Pretty in Pink

Pretty in Pink is a series of life-size 3D-printed sculptures exploring the digital objectification of female bodies. Using manipulated porn-model thumbnails transformed into physical forms, the work confronts desire, violence, and commodification.

“Pretty in Pink” is a series of image-based, life-size 3D-printed sculptures that explore the digital objectification of the female body and the embedded codes of desire and violence they carry. Rooted in my background in architecture and 3D visualisation, and developed during my Master's in Photography at ÉCAL, the project investigates what happens when synthetic bodies are brought into physical confrontation with the viewer.

The process begins with 2D thumbnails of 3D models: idealised nude female bodies created for the digital pornography industry. These hyper-polished figures circulate online as infinitely consumable commodities, designed largely by male 3D modellers. I appropriate these images as raw material. In Photoshop, I manipulate them in grayscale, painting artificial light and shadow to generate sculptural volume. I stretch, compress, and deform intimate zones, introducing tension and visual aggression. These altered images become depth maps, translated into three-dimensional data and printed on my own machines, layer by layer.

This hybrid workflow, bridging image editing, algorithmic modelling, and sculpture, pushes the boundaries of what an image can become. Digital tools are not used to perfect or beautify form, but to reveal the mechanisms of control embedded within it. The resulting sculptures are glossy pink, monumental, and ambiguous columns that cannot be consumed in a single glance; they must be circled, approached, and negotiated.

Face-to-face with these objects, the viewer encounters a body that resists passive consumption. What was once optimised for the screen becomes heavy, opaque, and spatial. The work stages a reversal of the digital gaze: instead of offering access, it produces distance and unease. The sculptures stand as anti-monuments to desire, simultaneously seductive and hostile.

By repeating and distorting archetypal female forms—echoes of Botticelli’s Venus or Canova’s Three Graces—the project reveals how contemporary digital bodies extend long historical systems of representation. The female figure has been endlessly re-rendered across centuries: painted, sculpted, photographed, pixelated. "Pretty in Pink" exposes this loop and interrupts it. The ornamental softness of pink becomes a trap; beauty becomes surface tension. What was once endlessly consumable becomes disruptive and threatening.
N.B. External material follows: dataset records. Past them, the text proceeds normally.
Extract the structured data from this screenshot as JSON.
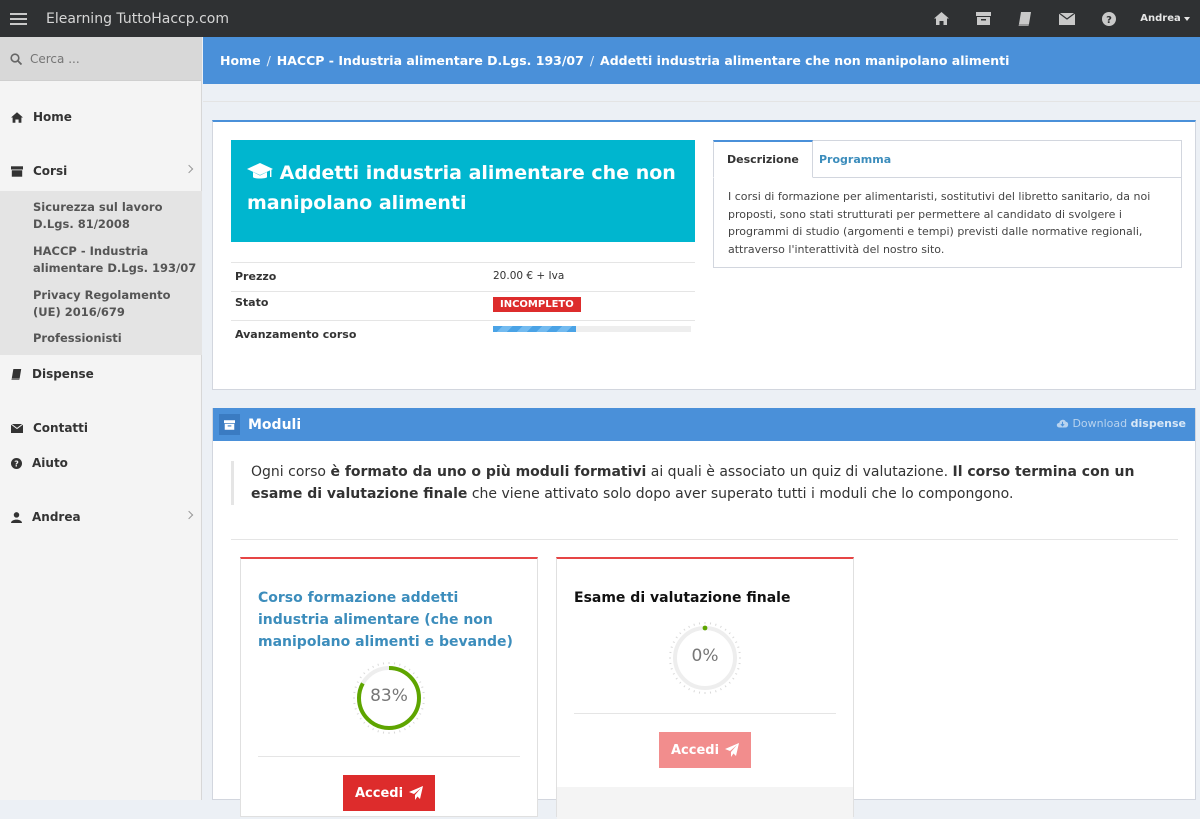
{
  "app": {
    "title": "Elearning TuttoHaccp.com",
    "user": "Andrea"
  },
  "topbar_icons": [
    "home-icon",
    "archive-icon",
    "book-icon",
    "envelope-icon",
    "question-icon"
  ],
  "search": {
    "placeholder": "Cerca ..."
  },
  "sidebar": {
    "home": "Home",
    "corsi": "Corsi",
    "sub": [
      "Sicurezza sul lavoro D.Lgs. 81/2008",
      "HACCP - Industria alimentare D.Lgs. 193/07",
      "Privacy Regolamento (UE) 2016/679",
      "Professionisti"
    ],
    "dispense": "Dispense",
    "contatti": "Contatti",
    "aiuto": "Aiuto",
    "andrea": "Andrea"
  },
  "breadcrumb": {
    "home": "Home",
    "section": "HACCP - Industria alimentare D.Lgs. 193/07",
    "current": "Addetti industria alimentare che non manipolano alimenti"
  },
  "course": {
    "title": "Addetti industria alimentare che non manipolano alimenti",
    "price_label": "Prezzo",
    "price": "20.00 € + Iva",
    "status_label": "Stato",
    "status": "INCOMPLETO",
    "progress_label": "Avanzamento corso",
    "progress": 0.42
  },
  "tabs": {
    "active": "Descrizione",
    "other": "Programma",
    "body": "I corsi di formazione per alimentaristi, sostitutivi del libretto sanitario, da noi proposti, sono stati strutturati per permettere al candidato di svolgere i programmi di studio (argomenti e tempi) previsti dalle normative regionali, attraverso l'interattività del nostro sito."
  },
  "modules": {
    "title": "Moduli",
    "download_prefix": "Download",
    "download_bold": "dispense",
    "intro": {
      "t1": "Ogni corso ",
      "b1": "è formato da uno o più moduli formativi",
      "t2": " ai quali è associato un quiz di valutazione. ",
      "b2": "Il corso termina con un esame di valutazione finale",
      "t3": " che viene attivato solo dopo aver superato tutti i moduli che lo compongono."
    },
    "cards": [
      {
        "title": "Corso formazione addetti industria alimentare (che non manipolano alimenti e bevande)",
        "percent": "83%",
        "value": 0.83,
        "button": "Accedi",
        "color": "#4aa8ff"
      },
      {
        "title": "Esame di valutazione finale",
        "percent": "0%",
        "value": 0.0,
        "button": "Accedi"
      }
    ]
  },
  "colors": {
    "accent": "#4a90d9",
    "cyan": "#00b6cf",
    "danger": "#dd2c2c",
    "ring": "#5ea500"
  }
}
The work critically engages with the technological infrastructures that shape contemporary desire. 3D modelling software, developed for entertainment and pornography, is repurposed to expose its embedded biases.
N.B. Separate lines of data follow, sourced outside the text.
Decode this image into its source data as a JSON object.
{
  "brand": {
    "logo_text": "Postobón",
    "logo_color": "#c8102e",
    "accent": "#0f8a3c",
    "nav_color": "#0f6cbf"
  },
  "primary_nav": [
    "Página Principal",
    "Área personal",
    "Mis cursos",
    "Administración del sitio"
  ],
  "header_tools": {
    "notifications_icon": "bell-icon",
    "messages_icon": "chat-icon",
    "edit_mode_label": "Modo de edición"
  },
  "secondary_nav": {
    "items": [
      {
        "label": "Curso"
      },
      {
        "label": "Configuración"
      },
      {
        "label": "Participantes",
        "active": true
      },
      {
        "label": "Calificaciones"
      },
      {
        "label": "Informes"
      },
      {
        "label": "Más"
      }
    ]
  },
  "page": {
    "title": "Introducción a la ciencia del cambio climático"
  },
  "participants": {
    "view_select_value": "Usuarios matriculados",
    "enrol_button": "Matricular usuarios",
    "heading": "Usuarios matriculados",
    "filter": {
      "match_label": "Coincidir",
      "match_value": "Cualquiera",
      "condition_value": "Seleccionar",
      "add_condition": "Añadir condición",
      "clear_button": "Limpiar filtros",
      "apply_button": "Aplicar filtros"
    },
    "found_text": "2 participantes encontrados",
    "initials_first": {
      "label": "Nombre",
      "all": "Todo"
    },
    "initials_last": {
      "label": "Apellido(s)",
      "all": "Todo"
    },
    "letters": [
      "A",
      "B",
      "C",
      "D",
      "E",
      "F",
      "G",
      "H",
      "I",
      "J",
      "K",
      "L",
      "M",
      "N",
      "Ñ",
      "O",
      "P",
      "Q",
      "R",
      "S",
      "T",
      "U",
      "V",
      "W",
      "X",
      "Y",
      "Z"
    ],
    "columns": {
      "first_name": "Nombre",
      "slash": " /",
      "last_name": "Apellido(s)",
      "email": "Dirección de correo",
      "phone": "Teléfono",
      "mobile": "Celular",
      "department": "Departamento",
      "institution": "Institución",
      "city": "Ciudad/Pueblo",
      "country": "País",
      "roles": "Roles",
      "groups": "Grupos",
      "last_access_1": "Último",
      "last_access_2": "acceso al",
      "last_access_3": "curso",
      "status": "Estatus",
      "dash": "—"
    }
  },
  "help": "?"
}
“Pretty in Pink” insists on confrontation. What does it mean to stand face-to-face with an image that refuses to flatter us? How do we relate to bodies that are simultaneously artificial and hyper-real? Can the tools that produce objectification also generate resistance? The project uses the language of digital desire to interrupt systems of power and expose their violence, confronting how women’s bodies are endlessly commodified in digital culture while experimenting with how digital practices might be reimagined to foster resilience and new forms of critical confrontation.